Ordinarily, any discussion of obesity as a public health issue starts with the recitation of terrifying statistics. X number of adults and X number of children overweight or obese by year X, causing X number of preventable deaths and costing the public purse X number of pounds. But let’s take that as read. We all know the stakes. We all know it’s the weight of obesity that could finally crush the life out of the NHS.

What there is more confusion and debate over is the causes, and the potential solutions. On that front, last week I was fortunate enough to attend a summit on childhood obesity organised by the Royal College of Paediatrics and Child Health (RCPCH) for a crash course in the issue. The summit brought an impressive array of expertise together in the same room, and proved a source of great insight.

The focus on childhood obesity, in particular, is vital. Obese children usually go on to become obese adults. The behaviours and trends that set someone on a trajectory to obesity are programmed at the earliest ages, and can be nigh on impossible to overturn later in the day. It is clear that, in obesity as in much else, early years interventions offer the greatest opportunity to shape a different future.

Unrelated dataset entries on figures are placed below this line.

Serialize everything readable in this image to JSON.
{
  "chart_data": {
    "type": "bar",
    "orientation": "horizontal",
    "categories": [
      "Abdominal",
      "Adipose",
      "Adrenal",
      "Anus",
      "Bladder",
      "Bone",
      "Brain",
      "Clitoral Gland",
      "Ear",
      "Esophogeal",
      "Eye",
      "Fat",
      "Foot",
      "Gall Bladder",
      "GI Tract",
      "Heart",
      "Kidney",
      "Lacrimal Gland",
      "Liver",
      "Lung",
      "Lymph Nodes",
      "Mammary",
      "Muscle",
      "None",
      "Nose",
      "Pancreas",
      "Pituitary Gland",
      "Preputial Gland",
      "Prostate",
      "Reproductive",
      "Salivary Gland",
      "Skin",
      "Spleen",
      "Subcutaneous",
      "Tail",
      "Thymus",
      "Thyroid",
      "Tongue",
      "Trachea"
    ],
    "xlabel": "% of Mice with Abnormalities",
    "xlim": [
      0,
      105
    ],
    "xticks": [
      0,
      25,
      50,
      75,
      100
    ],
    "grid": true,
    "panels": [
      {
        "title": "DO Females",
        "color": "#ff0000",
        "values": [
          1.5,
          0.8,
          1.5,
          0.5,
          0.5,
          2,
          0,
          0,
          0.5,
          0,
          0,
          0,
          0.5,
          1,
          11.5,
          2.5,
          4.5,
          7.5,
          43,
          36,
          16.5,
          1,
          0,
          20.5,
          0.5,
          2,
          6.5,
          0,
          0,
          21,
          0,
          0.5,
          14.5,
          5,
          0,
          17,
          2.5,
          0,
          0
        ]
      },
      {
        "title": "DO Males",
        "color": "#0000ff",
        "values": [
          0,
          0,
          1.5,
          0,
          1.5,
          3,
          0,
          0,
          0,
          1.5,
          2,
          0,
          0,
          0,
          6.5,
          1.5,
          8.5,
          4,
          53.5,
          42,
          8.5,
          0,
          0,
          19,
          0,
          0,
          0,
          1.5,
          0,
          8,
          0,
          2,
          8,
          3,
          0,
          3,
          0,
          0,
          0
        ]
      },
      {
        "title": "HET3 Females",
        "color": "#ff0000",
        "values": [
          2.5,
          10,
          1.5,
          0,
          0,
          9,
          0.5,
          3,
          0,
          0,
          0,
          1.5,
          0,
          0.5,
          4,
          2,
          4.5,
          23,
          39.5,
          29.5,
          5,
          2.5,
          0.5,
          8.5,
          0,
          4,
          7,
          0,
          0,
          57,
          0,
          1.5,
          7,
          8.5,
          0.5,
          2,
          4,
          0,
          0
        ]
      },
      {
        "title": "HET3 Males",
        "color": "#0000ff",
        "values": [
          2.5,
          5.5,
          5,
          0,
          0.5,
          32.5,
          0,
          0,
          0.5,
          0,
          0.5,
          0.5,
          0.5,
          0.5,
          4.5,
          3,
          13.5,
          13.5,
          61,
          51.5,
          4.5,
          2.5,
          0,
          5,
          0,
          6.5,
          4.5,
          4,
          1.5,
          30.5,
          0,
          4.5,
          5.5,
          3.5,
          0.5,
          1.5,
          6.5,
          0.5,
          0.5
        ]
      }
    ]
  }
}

However, before we fall over ourselves in a rush to blame the parents for setting their offspring on a calamitous course, we should remember that more often than not, childhood obesity is the result of a gradual accumulation from an early age. It requires only a small calorie surplus each day to have big consequences in the long run; it doesn’t require parental responsibility over diet and exercise to go totally absent without leave. Obesity, then, is a matter of fine margins.

If we cannot blame the parents, then there are important implications for how we attempt to tackle childhood obesity. We must accept that interventions based purely on educating parents simply do not work – a fact backed up by the evidence presented at the RCPCH summit. Indeed, interventions based on guilt can be positively unhelpful. Even where educational messages are taken on board, it is often only by easier to reach demographic groups that stand least to benefit from them, amplifying health inequalities.

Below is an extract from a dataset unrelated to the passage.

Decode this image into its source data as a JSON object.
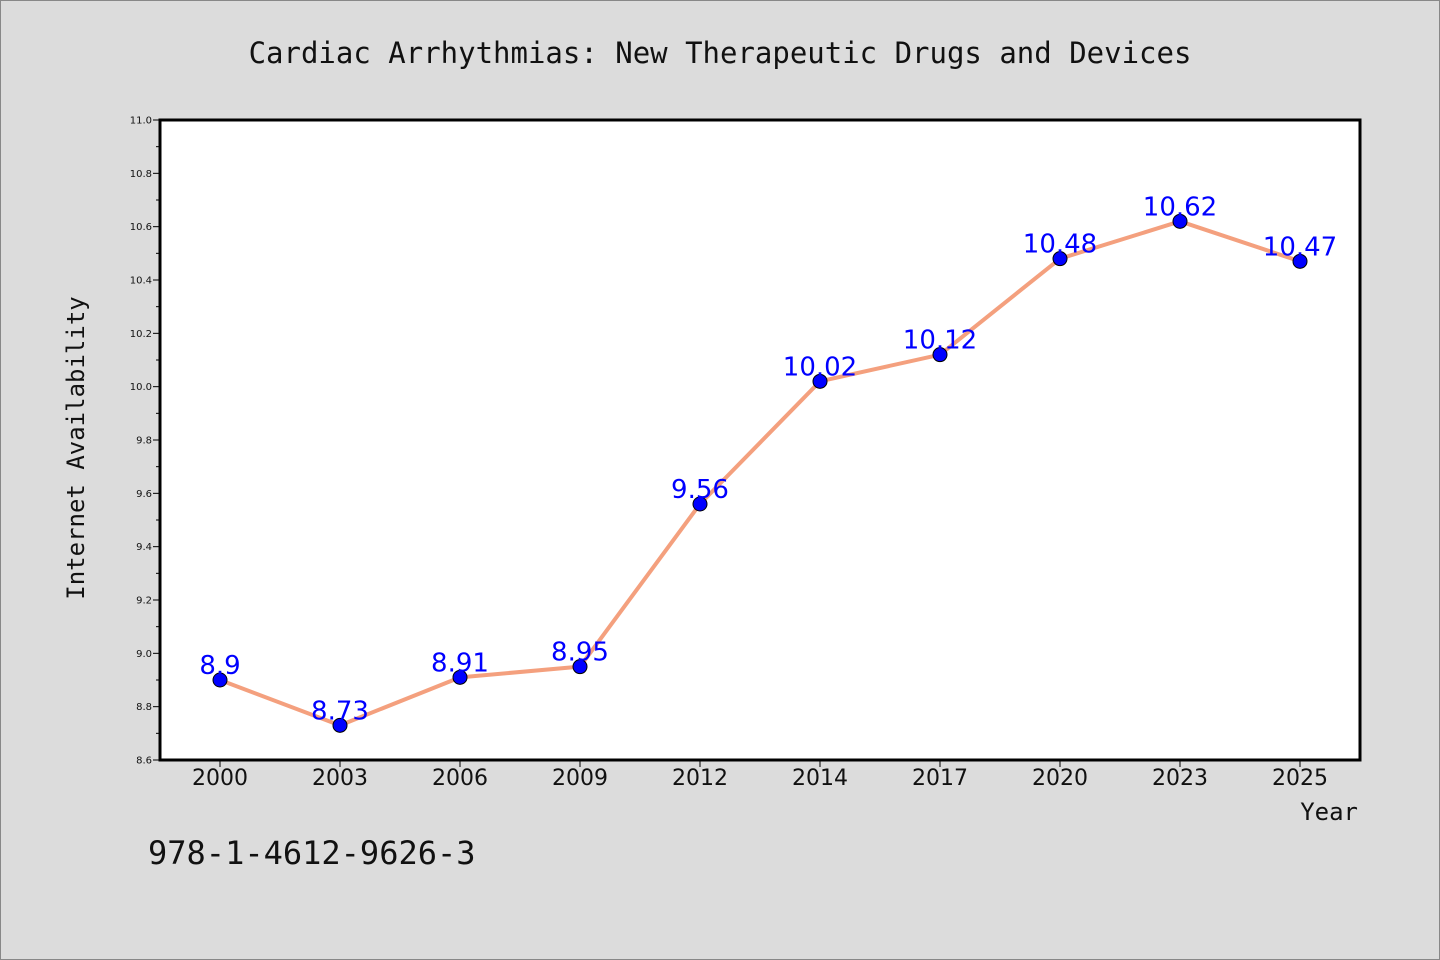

Instead, we need to do what we can to create a less obesogenic environment – an environment, both physical and financial, that makes healthy choices easier and unhealthy choices harder. This may be unpalatable to some, but it is what we have to do if we are serious about tackling our obesity epidemic and averting a public health catastrophe.

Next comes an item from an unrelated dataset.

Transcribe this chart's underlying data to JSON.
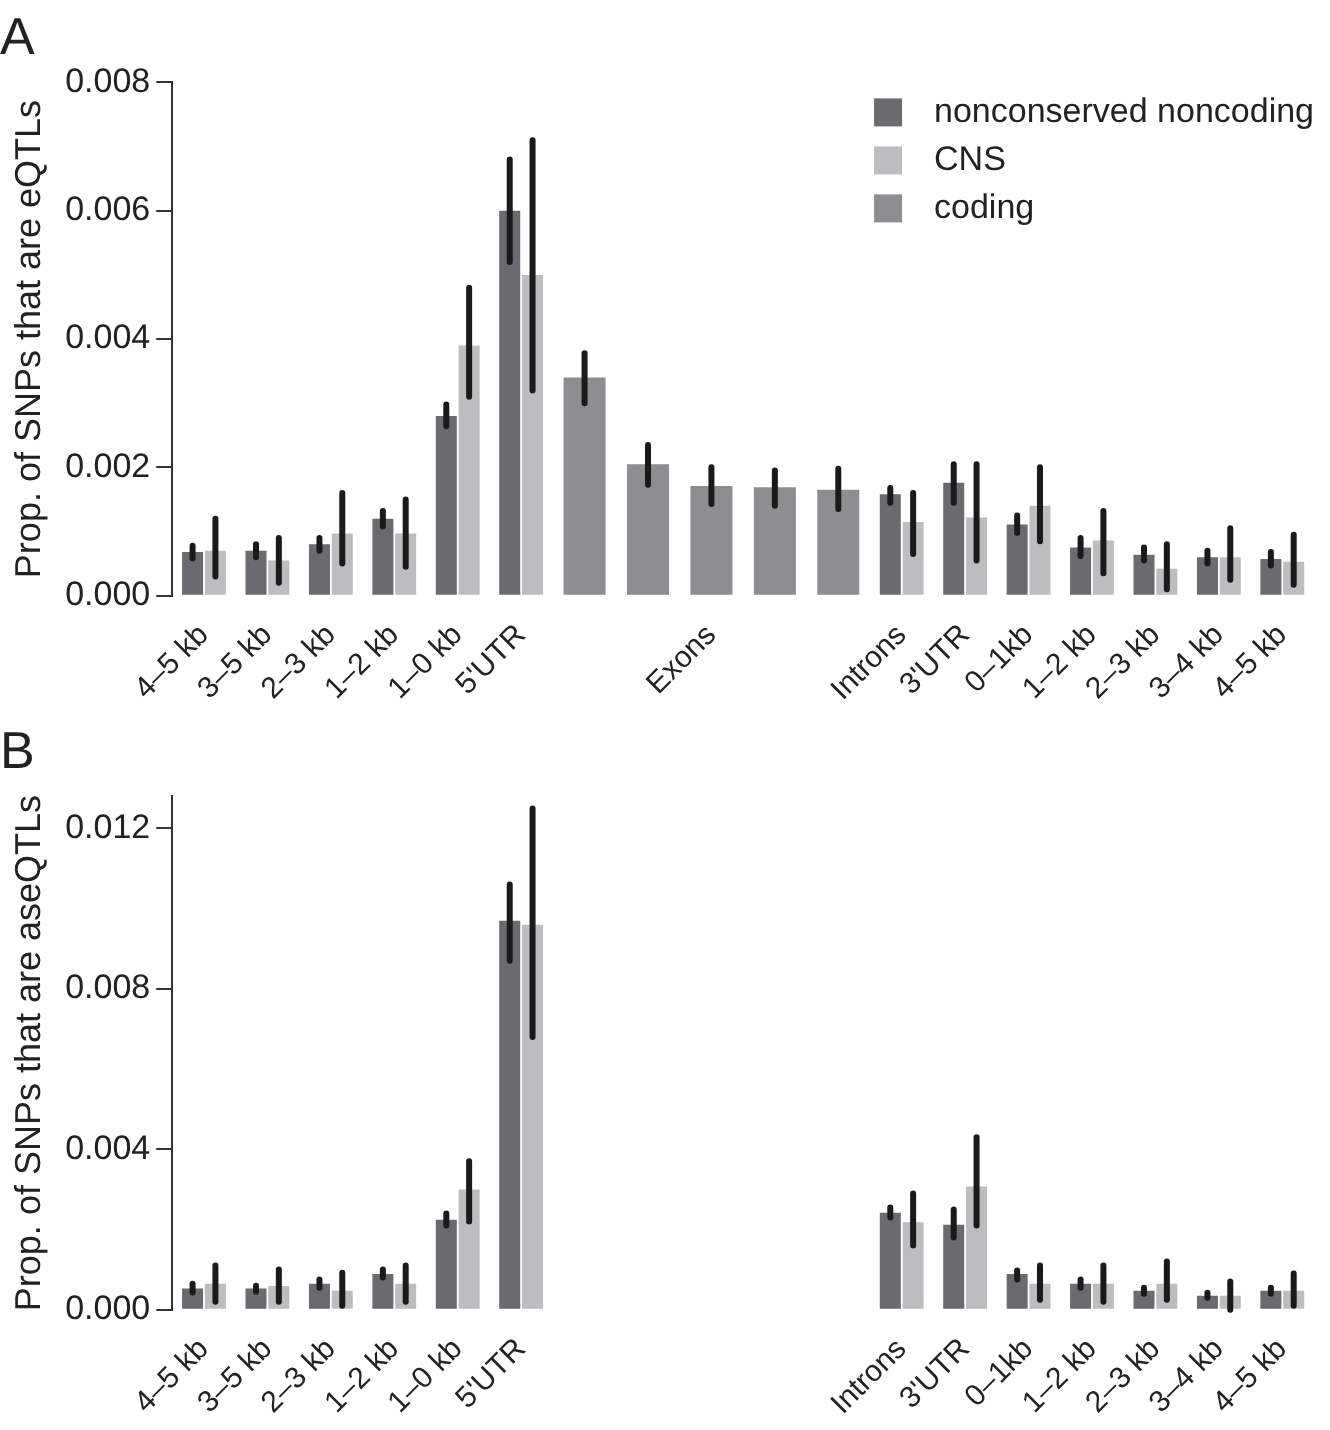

So what does a less obesogenic environment look like in practice, and what environmental interventions are best evidenced to work, especially for children? These are among the questions the Royal Society for Public Health, alongside others, will be addressing as we look to feed into the government’s forthcoming childhood obesity strategy, which is theoretically due for publication before the end of the year.

Measures suggested and evidenced at the summit include changes to the school environment, such as wider provision of free school meals and increased mandatory activity time. The big headline intervention could be a sugar tax – evidence on this front is largely modelled and therefore uncertain, but there are some positive signs on the ground from such a tax in Mexico. Perhaps most interestingly, studies have demonstrated the power or larger plate sizes to generate higher food consumption, so measures to reverse this trend are certainly worth exploring.

What I left the summit in no doubt of is that childhood obesity is not a problem for which there is a silver bullet. Tackling it is going to take a holistic approach that encompasses both diet and physical activity across a range of settings. Most of all, it’s going to need us to stop bashing the parents, and start making the healthy choice the easy choice.